– Non c’è più pericolo di morir di fame, ora, Trotwood – mi disse il signor Dick in un angolo, stringendomi la mano. – Io sarò capace di provvedere ai suoi bisogni, Trot! – e agitava in aria le dieci dita, come se fossero dieci banche.
Non so veramente se fosse più contento Traddles o io.
– La cosa – disse improvvisamente Traddles, cavando una lettera di tasca e porgendomela – m’ha fatto uscir di mente il signor Micawber.
La lettera (il signor Micawber non si lasciava sfuggire nessuna occasione mai di scrivere una lettera) era indirizzata a me (il signor Traddles, dell’Inner Temple, la consegnerà per favore). Diceva così:
«Mio caro Copperfield,
«Tu forse non sei impreparato a ricevere la novella che la carta è cambiata. Forse altre volte ebbi l’occasione di menzionarti che io ero in attesa d’un simile evento.
«Io mi accingo a stabilirmi in una città di provincia della nostra gloriosa isola (dove la popolazione si può ritenere una felice mescolanza di agricoltori e di ecclesiastici), in immediato rapporto con persona che esercita una dotta professione. La signora Micawber e la nostra prole mi accompagneranno. Le nostre ceneri, in un tempo avvenire, saranno probabilmente trovate commiste nel cimitero annesso a un venerabile edificio, il quale ha dato gran fama al punto al quale alludo, perfino, direi, nella Cina e nel Perù.

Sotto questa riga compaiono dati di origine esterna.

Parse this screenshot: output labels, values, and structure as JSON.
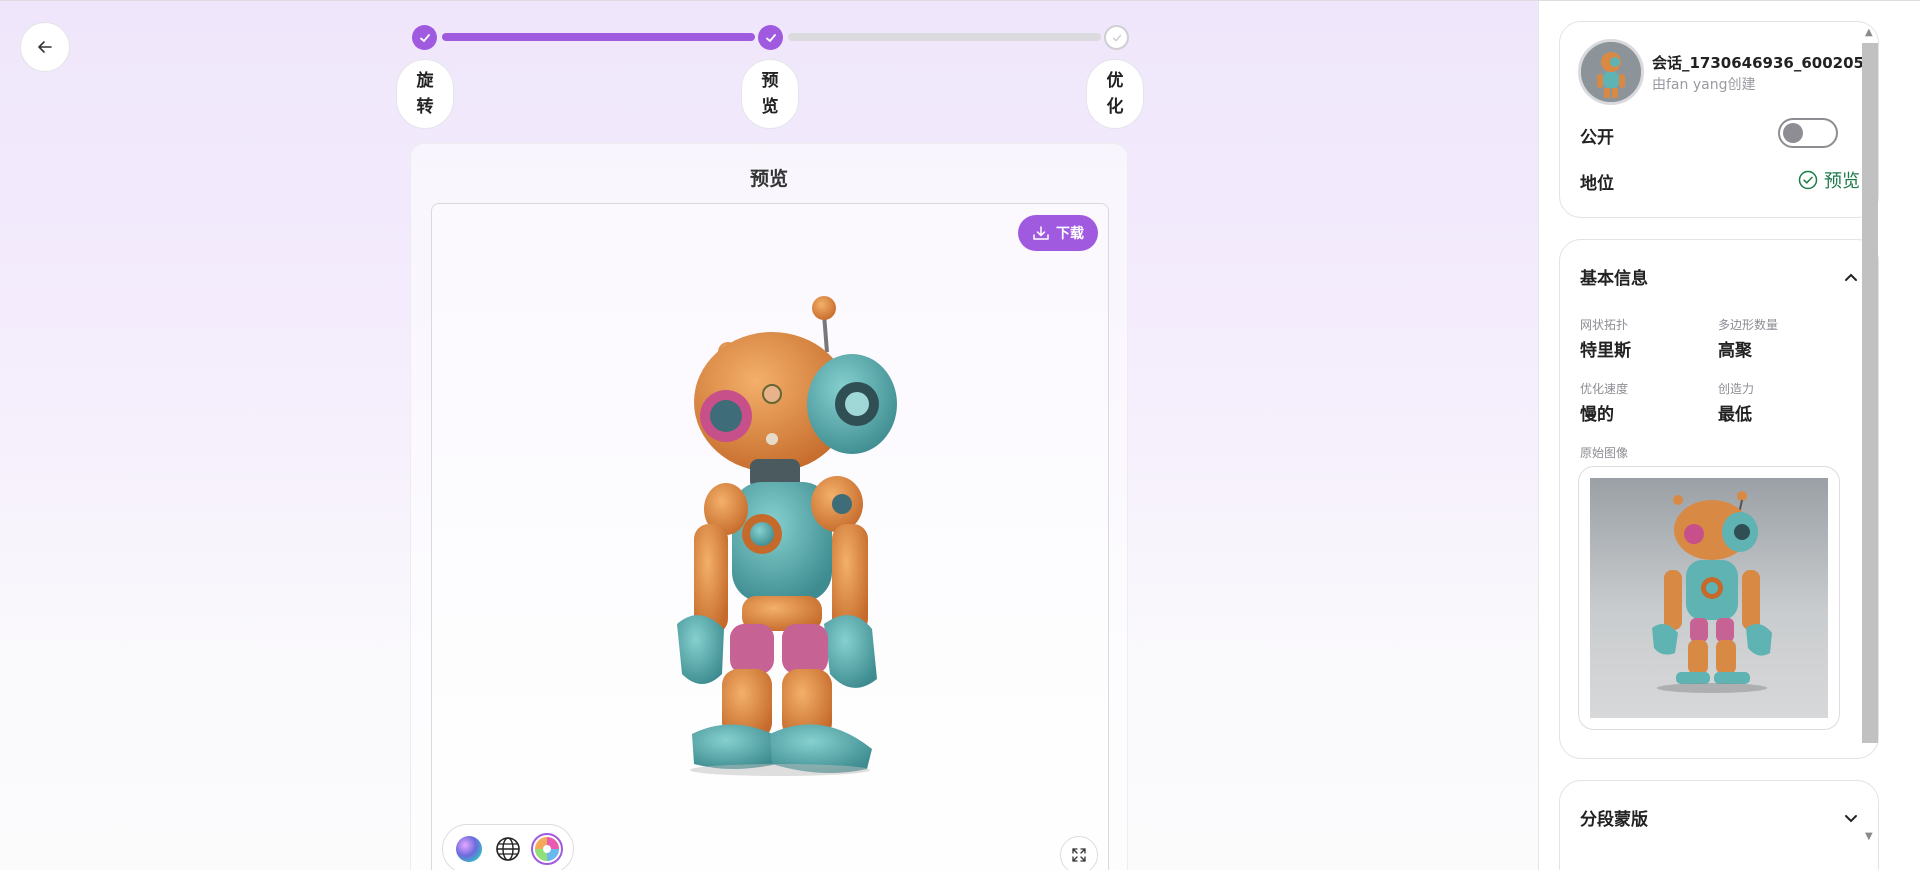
{
  "steps": [
    {
      "label": "旋转",
      "state": "done"
    },
    {
      "label": "预览",
      "state": "done"
    },
    {
      "label": "优化",
      "state": "todo"
    }
  ],
  "preview": {
    "title": "预览",
    "download_label": "下载"
  },
  "session": {
    "name": "会话_1730646936_600205",
    "creator": "由fan yang创建",
    "public_label": "公开",
    "public_on": false,
    "status_label": "地位",
    "status_value": "预览"
  },
  "basic_info": {
    "title": "基本信息",
    "fields": [
      {
        "key": "网状拓扑",
        "value": "特里斯"
      },
      {
        "key": "多边形数量",
        "value": "高聚"
      },
      {
        "key": "优化速度",
        "value": "慢的"
      },
      {
        "key": "创造力",
        "value": "最低"
      }
    ],
    "original_image_label": "原始图像"
  },
  "segment_mask": {
    "title": "分段蒙版"
  },
  "colors": {
    "accent": "#a05ae0",
    "status_green": "#1f7a4a"
  }
}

«Nel dire addio alla moderna Babilonia, dove noi siamo stati in balìa di molte vicissitudini, voglio sperare non ignobilmente, la signora Micawber e io non possiamo dissimularci che ci separiamo, forse temporaneamente ma forse anche per sempre, da un individuo legato da forti rimembranze all’altare della nostra vita domestica.